For which value(s) of $ k $ will the pair of equations
$ k x+3 y=k-3 $
$ 12 x+k y=k $
have no solution?

Given: 

The given system of equations is:

\( k x+3 y=k-3 \)
\( 12 x+k y=k \)

To do: 

We have to find the value of $k$ for which the given system of equations has no solution.

Solution:

The given system of equations can be written as:

\( k x+3 y-(k-3)=0 \)
\( 12 x+k y-k=0 \)

The standard form of system of equations of two variables is $a_{1} x+b_{1} y+c_{1}=0$ and $a_{2} x+b_{2} y-c_{2}=0$.

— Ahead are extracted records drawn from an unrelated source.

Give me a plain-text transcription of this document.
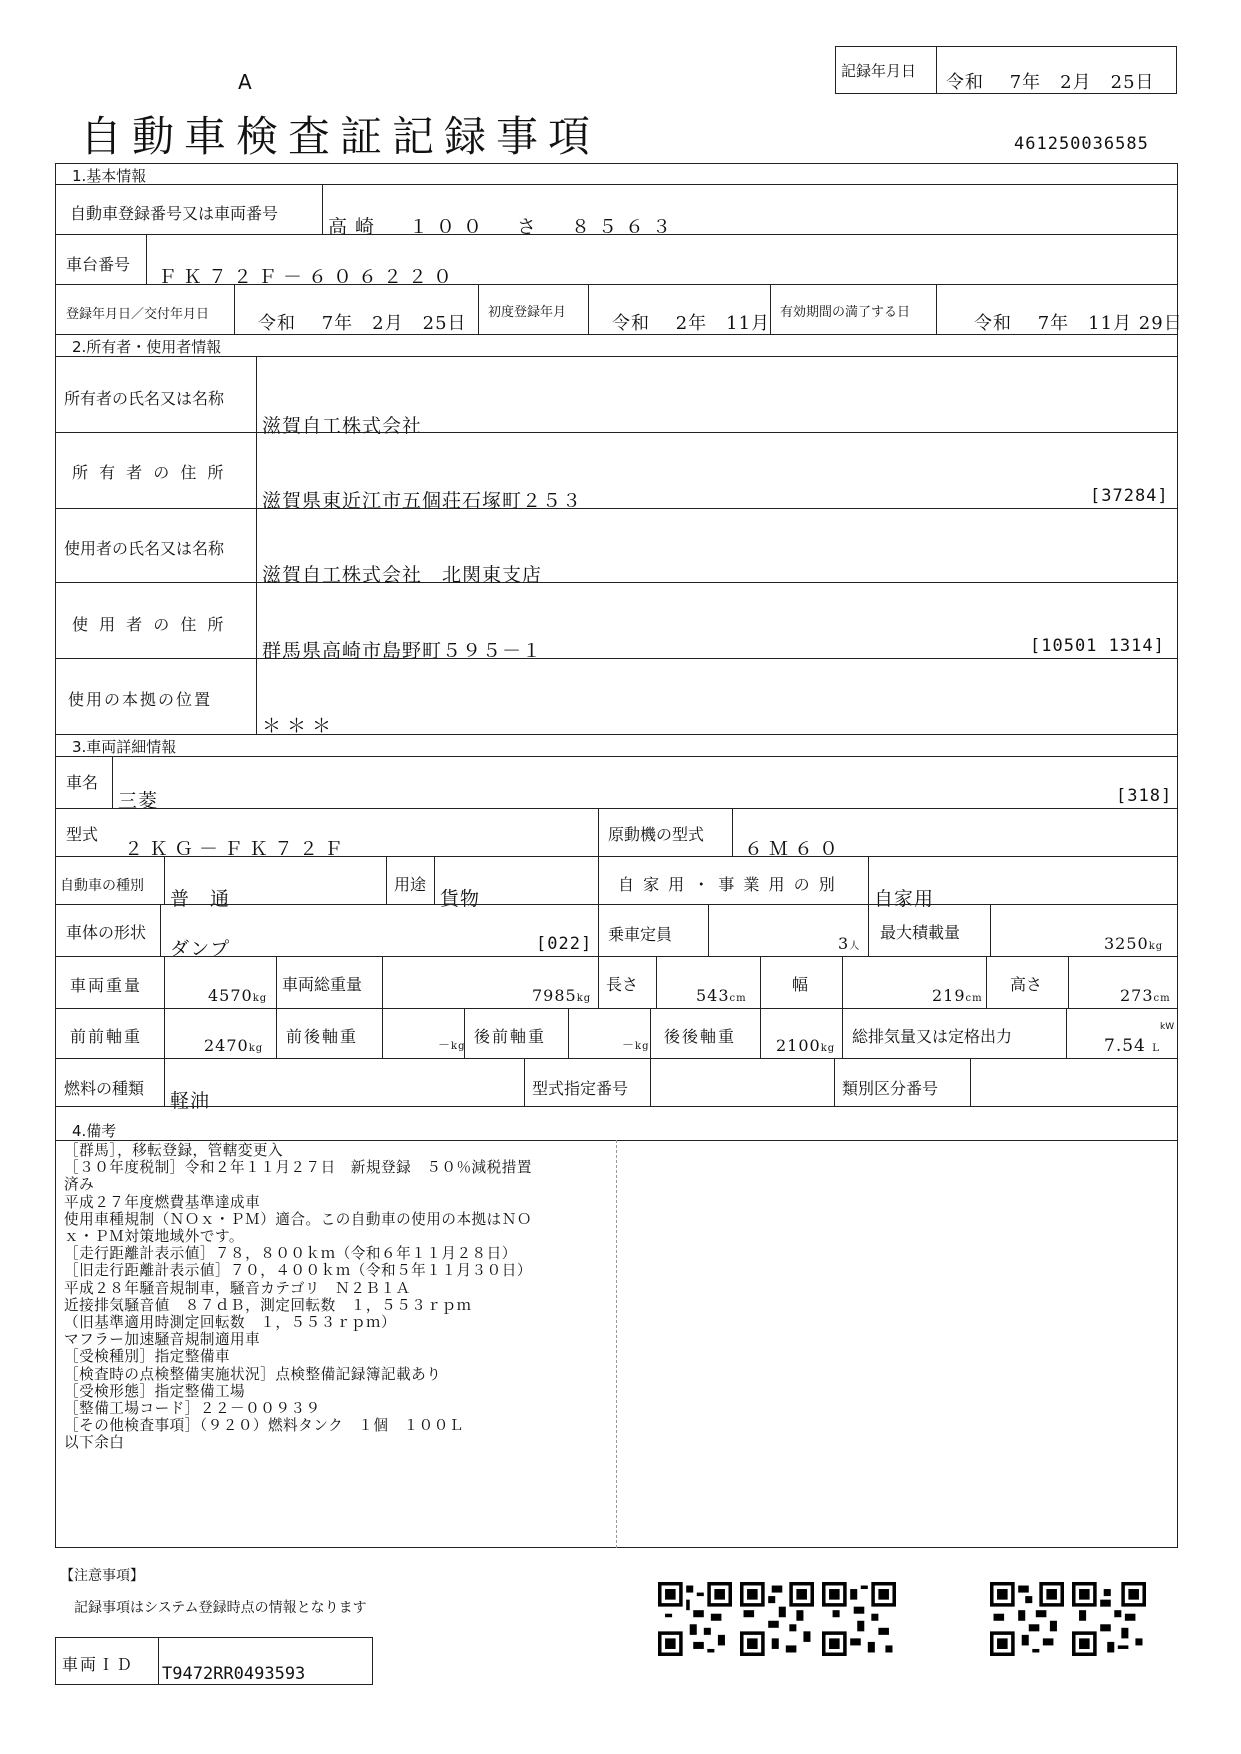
A
自動車検査証記録事項
記録年月日
令和　 7年　2月　25日
461250036585
1.基本情報
自動車登録番号又は車両番号
高崎　１００　さ　８５６３
車台番号
ＦＫ７２Ｆ－６０６２２０
登録年月日／交付年月日	令和　 7年　2月　25日
初度登録年月
令和　 2年　11月
有効期間の満了する日
令和　 7年　11月 29日
2.所有者・使用者情報
所有者の氏名又は名称
滋賀自工株式会社
所 有 者 の 住 所
滋賀県東近江市五個荘石塚町２５３	[37284]
使用者の氏名又は名称
滋賀自工株式会社　北関東支店
使 用 者 の 住 所
群馬県高崎市島野町５９５－１	[10501 1314]
使用の本拠の位置
＊＊＊
3.車両詳細情報
車名
三菱	[318]
型式
２ＫＧ－ＦＫ７２Ｆ
原動機の型式
６Ｍ６０
自動車の種別
普　通
用途
貨物
自 家 用 ・ 事 業 用 の 別
自家用
車体の形状
ダンプ	[022] 乗車定員	3人
最大積載量
3250kg
車両重量
4570kg
車両総重量
7985kg
長さ
543cm
幅
219cm
高さ
273cm
前前軸重	2470kg
前後軸重	－kg
後前軸重	－kg
後後軸重 2100kg
総排気量又は定格出力	kW
7.54 L
燃料の種類
軽油
型式指定番号	類別区分番号
4.備考
［群馬］，移転登録，管轄変更入
［３０年度税制］令和２年１１月２７日　新規登録　５０％減税措置
済み
平成２７年度燃費基準達成車
使用車種規制（ＮＯｘ・ＰＭ）適合。この自動車の使用の本拠はＮＯ
ｘ・ＰＭ対策地域外です。
［走行距離計表示値］７８，８００ｋｍ（令和６年１１月２８日）
［旧走行距離計表示値］７０，４００ｋｍ（令和５年１１月３０日）
平成２８年騒音規制車，騒音カテゴリ　Ｎ２Ｂ１Ａ
近接排気騒音値　８７ｄＢ，測定回転数　１，５５３ｒｐｍ
（旧基準適用時測定回転数　１，５５３ｒｐｍ）
マフラー加速騒音規制適用車
［受検種別］指定整備車
［検査時の点検整備実施状況］点検整備記録簿記載あり
［受検形態］指定整備工場
［整備工場コード］２２－００９３９
［その他検査事項］（９２０）燃料タンク　１個　１００Ｌ
以下余白
【注意事項】
記録事項はシステム登録時点の情報となります
車両ＩＤ T9472RR0493593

Comparing the given system of equations with the standard form of equations, we have,

$a_1=k, b_1=3, c_1=-(k-3)$ and $a_2=12, b_2=k, c_2=-k$

The condition for which the above system of equations has no solution is

$\frac{a_{1}}{a_{2}} \ =\frac{b_{1}}{b_{2}} ≠ \frac{c_{1}}{c_{2}} \ $

Therefore,

$\frac{k}{12}=\frac{3}{k}≠\frac{-(k-3)}{-k}$

$\frac{k}{12}=\frac{3}{k}≠\frac{k-3}{k}$

$\frac{k}{12}=\frac{3}{k}$

$k^2=36$

$k=\sqrt{36}$

$k=\pm 6$

$\frac{3}{k} ≠ \frac{k-3}{k}$

$k-3≠3$

$k≠3+3$

$k≠6$

This implies,

$k=-6$

The value of $k$ for which the given system of equations has no solution is $-6$.